MEXICO CITY — Grupo Mexico SA, the world’s seventh-largest copper producer, has the financial capability to buy a company for as much as $6 billion, said Chief Financial Officer Eduardo Gonzalez.

The Mexico City-based company is seeking to make acquisitions as record copper prices boost its earnings, Gonzalez said. The company could use more than $1 billion in cash, new debt and shares to pay for an acquisition, he said.

“The range could be anywhere from $500 million to $5 billion or $6 billion,” Gonzalez said in an interview at the company’s headquarters. “We have the possibility of easily accessing the markets with more debt or bonds or using our currency, which would be the shares.”

Grupo Mexico, which defaulted on more than $450 million of debt in 2001, is now flush with cash after copper prices jumped 86 percent in the past year and more than in since June 2004. Copper rose to a record high of $2.4770 per pound on the Comex division of the New York Mercantile Exchange as of 11:51 New York time.

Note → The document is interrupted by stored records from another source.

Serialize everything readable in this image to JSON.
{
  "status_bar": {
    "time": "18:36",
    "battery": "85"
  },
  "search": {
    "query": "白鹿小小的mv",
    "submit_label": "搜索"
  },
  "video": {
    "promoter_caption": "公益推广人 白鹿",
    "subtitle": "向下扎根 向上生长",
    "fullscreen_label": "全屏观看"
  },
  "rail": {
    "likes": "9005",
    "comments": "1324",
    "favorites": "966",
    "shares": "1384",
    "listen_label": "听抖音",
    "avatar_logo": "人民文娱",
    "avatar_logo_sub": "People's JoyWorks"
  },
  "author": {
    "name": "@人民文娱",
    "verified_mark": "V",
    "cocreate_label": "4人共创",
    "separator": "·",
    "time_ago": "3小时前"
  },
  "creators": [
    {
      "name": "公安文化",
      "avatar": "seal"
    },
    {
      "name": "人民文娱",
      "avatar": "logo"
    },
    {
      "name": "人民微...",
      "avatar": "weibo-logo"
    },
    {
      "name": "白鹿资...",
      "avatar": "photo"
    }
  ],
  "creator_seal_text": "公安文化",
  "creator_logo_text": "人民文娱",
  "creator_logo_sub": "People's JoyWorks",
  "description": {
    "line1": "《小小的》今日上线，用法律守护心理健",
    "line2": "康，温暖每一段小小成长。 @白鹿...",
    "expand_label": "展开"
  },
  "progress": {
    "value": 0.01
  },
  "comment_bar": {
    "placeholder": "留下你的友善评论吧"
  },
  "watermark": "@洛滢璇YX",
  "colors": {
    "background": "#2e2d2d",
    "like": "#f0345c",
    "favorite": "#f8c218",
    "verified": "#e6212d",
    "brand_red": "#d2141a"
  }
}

The company expects to have earnings before interest, taxes, depreciation and amortization — a measure of cash flow known as Ebitda — of more than $2.4 billion, up from $2.3 billion in 2005, Gonzalez said. From that Ebitda, Grupo Mexico will have more than $1.15 billion of cash to buy companies or pay dividends, he said.

Grupo Mexico, which owns Mexico’s largest railroad measured by length of track, is analyzing acquisitions in the infrastructure and transportation, such as airports, ports, warehouses and railroads, as well as the mining industry, Gonzalez said.

“This doesn’t mean we’re going to do something crazy,” he said. “This means were not going to leave behind attractive opportunities.”

At the end of 2005, Grupo Mexico has debt of 1.72 billion and cash of $1.26 billion. The company doesn’t plan to reduce debt, Gonzalez said.